How Mercury Affects Your Baby
Mercury enters waterways from both natural sources (volcanic activity, erosion) and human activity (coal-burning power plants, mining). In water, bacteria convert mercury into methylmercury, which is absorbed by small organisms and bioaccumulates up the food chain — each predator concentrating the mercury from everything it eats.
Methylmercury crosses the placenta efficiently. In the developing fetus, it affects the brain and nervous system. High prenatal mercury exposure is associated with reduced cognitive function, impaired fine motor skills, attention deficits, and speech and language delays.
The critical point: the risks are dose-dependent and cumulative.

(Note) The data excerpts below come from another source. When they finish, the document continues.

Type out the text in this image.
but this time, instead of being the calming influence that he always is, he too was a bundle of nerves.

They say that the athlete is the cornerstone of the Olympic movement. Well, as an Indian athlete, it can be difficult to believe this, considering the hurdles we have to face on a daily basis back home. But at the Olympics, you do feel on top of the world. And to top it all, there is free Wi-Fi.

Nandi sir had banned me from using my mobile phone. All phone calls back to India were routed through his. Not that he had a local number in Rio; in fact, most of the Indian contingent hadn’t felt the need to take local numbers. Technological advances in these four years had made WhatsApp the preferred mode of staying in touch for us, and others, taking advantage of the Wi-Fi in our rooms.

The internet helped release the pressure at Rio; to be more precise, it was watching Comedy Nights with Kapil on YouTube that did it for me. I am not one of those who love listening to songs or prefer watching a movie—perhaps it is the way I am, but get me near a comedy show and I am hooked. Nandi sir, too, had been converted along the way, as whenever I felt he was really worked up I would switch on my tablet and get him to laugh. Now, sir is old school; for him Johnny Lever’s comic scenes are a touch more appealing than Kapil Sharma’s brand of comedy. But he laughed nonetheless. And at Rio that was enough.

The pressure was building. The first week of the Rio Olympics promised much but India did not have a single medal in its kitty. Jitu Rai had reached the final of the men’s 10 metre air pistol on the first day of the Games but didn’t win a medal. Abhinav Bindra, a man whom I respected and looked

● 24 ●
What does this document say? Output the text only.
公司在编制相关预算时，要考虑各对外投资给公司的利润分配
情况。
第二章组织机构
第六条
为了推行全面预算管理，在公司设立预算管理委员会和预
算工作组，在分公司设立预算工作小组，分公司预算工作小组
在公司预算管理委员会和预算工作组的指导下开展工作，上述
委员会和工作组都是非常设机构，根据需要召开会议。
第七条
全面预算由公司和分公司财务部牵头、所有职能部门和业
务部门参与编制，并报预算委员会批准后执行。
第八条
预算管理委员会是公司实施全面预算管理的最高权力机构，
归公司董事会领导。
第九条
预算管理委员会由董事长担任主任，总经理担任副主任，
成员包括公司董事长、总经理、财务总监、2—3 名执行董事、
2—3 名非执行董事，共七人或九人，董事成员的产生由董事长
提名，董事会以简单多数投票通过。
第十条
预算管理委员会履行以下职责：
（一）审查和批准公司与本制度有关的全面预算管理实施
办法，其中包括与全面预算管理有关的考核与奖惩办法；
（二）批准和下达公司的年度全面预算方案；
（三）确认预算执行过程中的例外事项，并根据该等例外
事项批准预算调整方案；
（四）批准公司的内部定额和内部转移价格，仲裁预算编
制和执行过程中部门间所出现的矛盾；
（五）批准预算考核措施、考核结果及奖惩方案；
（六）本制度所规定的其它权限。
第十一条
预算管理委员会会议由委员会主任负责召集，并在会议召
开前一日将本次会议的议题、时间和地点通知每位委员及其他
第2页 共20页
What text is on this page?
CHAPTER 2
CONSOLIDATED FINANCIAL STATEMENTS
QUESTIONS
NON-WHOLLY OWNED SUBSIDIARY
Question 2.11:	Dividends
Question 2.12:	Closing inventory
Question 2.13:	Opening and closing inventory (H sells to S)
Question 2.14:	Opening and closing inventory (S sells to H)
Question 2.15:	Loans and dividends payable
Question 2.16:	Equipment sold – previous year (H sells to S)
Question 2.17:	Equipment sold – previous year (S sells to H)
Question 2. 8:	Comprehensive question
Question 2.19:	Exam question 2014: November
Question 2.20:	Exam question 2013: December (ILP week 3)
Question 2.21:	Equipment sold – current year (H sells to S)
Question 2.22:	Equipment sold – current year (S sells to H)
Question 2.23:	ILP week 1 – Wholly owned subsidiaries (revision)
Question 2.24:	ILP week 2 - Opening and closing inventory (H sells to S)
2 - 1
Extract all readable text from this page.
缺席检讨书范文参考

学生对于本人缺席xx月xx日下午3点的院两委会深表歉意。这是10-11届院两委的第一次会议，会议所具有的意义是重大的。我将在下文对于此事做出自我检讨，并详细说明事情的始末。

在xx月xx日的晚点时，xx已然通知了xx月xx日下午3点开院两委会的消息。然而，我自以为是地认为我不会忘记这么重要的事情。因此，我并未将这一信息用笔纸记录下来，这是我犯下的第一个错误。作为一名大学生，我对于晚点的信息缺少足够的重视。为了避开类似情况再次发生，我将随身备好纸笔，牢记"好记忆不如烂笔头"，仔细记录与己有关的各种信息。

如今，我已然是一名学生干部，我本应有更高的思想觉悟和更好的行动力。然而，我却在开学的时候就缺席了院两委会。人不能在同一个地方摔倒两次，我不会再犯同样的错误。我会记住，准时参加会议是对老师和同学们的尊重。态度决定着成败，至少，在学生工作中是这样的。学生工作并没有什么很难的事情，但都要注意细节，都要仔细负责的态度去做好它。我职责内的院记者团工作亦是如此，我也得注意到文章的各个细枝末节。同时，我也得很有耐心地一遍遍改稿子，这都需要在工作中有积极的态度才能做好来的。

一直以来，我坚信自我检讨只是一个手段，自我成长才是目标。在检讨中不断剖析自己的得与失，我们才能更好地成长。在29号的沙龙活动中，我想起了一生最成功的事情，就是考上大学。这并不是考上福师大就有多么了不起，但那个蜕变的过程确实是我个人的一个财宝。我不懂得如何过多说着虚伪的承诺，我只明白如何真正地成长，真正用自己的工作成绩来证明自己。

Eating a single serving of high-mercury fish is unlikely to cause harm. The concern is consistent, repeated exposure over the course of pregnancy. This is why the guidance focuses on weekly consumption patterns rather than individual meals.
Equally important: fish contains DHA omega-3 fatty acids that are essential for fetal brain development. Studies consistently show that children whose mothers ate low-mercury fish during pregnancy have better cognitive outcomes than those whose mothers avoided fish entirely. The goal is not to fear fish — it's to choose wisely.
Practical Tips for Safe Fish Consumption
The simplest strategy: stick to the "Best Choices" list for most of your seafood. Shrimp, salmon, sardines, and canned light tuna are affordable, widely available, and among the lowest-mercury fish. Two to three servings per week from this category is both safe and beneficial.
When eating out, avoid ordering shark, swordfish, or marlin — these are sometimes featured as specials at restaurants. If a menu lists a fish you're not sure about, ask how it's prepared and check the FDA list.
For sushi lovers, cooked rolls are your friend. See our sushi during pregnancy guide for safe options. For detailed information on specific seafood, check our guides on tuna, crab, and lobster.
For local catches (recreational fishing), check your state's fish advisories at the EPA's website. Local waterways may have specific contamination that makes certain fish higher in mercury or other pollutants than the national averages suggest.
This guide is for informational purposes only and is not a substitute for professional medical advice. Always consult your healthcare provider with any questions about your pregnancy.